Hasta podríamos prescindir de diarios y noticieros, de revistas de opinión y libros de historia. Cuestión de mirar, decía, y todo está allí: en ese rostro que no es el mío pero me refleja, en ese instante que recorto de la realidad y me constituye, en el hoy como metáfora y como jornada concreta. 8 de Marzo: hoy. Día Internacional de La Mujer Trabajadora: hoy.
Curioso principio me han dicho mis amigos al leer el borrador de mis tribulaciones. Confieso que estoy perpetrando un plagio. Si Sting hizo danzar solas a Las Madres, yo bien puedo hablar de Clara Zetkin a costa de Fito. Confieso también que me mueve un enfado personal. Y confieso, por último, que elegí esta fecha para pararme en mi esquina y poder verme en la historia, cuando aquellas mujeres textiles salieron de la fábrica neoyorquina, en 1857, a reclamar por sus míseros salarios y sus jornadas extenuantes. Era otro 8 de marzo. Distinto, pero igual a éste. Y la concentración terminó mal, terminó atacada por la policía. Me veo, las veo medio siglo después, crecer y multiplicarse hasta juntar 15.000 corazones ofrendándose. Y marchar otra vez en marzo por la misma ciudad, con las mismas reivindicaciones, gritando “¡Pan y Rosas!”, lucha y poesía. No todo está perdido, pienso. Quién dice que todo está perdido. Al año siguiente –marzo, siempre marzo, 8 de marzo de 1908- 40.000 costureras industriales declaran una huelga histórica y 129 de ellas, obreras de la Cotton Textile Factory, mueren carbonizadas en un incendio provocado por los propios dueños de la fábrica. ¿Quiero ver? ¿Quiero seguir viendo? Sí, quiero. Es más, hoy quiero ofrecer mi corazón. Y entonces, mi mirada salta, mi mirada pan y rosas rueda hasta Copenaghe, rueda hasta 1910, y allí finalmente la veo, me veo, la escucho, me escucho: Clara Zetkin en el Congreso Internacional de Mujeres Socialistas proponiendo establecer al 8 de marzo –de hoy, de ayer, de todos los marzos de todos los tiempos- como Día Internacional de La Mujer Trabajadora, en homenaje a aquellas que llevaron adelante las primeras manifestaciones de mujeres trabajadoras contra la explotación capitalista.

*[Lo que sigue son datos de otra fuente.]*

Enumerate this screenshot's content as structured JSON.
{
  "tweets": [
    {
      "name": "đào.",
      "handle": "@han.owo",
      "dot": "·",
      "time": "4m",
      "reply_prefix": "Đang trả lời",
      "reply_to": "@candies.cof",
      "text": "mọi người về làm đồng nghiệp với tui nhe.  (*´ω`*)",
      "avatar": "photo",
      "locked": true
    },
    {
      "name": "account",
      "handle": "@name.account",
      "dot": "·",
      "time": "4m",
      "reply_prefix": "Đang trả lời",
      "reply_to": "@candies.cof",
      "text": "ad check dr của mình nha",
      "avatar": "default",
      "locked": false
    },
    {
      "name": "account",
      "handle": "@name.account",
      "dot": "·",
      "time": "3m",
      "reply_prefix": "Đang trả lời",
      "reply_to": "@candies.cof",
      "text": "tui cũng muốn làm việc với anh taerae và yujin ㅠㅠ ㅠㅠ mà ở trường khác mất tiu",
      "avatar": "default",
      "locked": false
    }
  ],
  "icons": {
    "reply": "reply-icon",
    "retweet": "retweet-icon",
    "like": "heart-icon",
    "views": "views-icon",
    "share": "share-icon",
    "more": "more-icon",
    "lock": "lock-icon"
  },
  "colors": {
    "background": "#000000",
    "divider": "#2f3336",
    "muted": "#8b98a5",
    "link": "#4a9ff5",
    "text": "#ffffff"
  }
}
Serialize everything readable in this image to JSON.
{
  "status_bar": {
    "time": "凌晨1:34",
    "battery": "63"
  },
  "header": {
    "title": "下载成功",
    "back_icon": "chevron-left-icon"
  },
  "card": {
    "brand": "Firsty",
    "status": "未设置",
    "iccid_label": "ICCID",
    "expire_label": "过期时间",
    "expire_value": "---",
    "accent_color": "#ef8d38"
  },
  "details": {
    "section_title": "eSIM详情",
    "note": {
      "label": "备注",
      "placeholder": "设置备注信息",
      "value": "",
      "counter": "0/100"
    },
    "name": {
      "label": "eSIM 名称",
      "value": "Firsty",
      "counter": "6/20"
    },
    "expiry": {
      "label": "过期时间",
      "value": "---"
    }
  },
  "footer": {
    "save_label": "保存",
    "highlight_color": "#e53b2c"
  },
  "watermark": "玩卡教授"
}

Mis amigos me critican por las cacofonías, la reiteración de palabras. Es que no soy yo, les explico. Son ellas. Surgen atropelladas, no se pliegan a mi voluntad. Mueven mis dedos y se autoconvocan, multiplicándose en 15.000, en 40.000 almas y acaso otras tantas que yacen en el camino por esa media mitad de un todo que alguna vez tomará el cielo por asalto. Y por las Madres que hoy -como yo hoy- recuerdan que parieron hijos que también parieron nietos. Hijos, Abuelas, Nietos, Madres. A pesar de las 30.000 preguntas y los 30.000 silencios, nosotras no creemos que todo está perdido, nosotras ofrecemos el corazón.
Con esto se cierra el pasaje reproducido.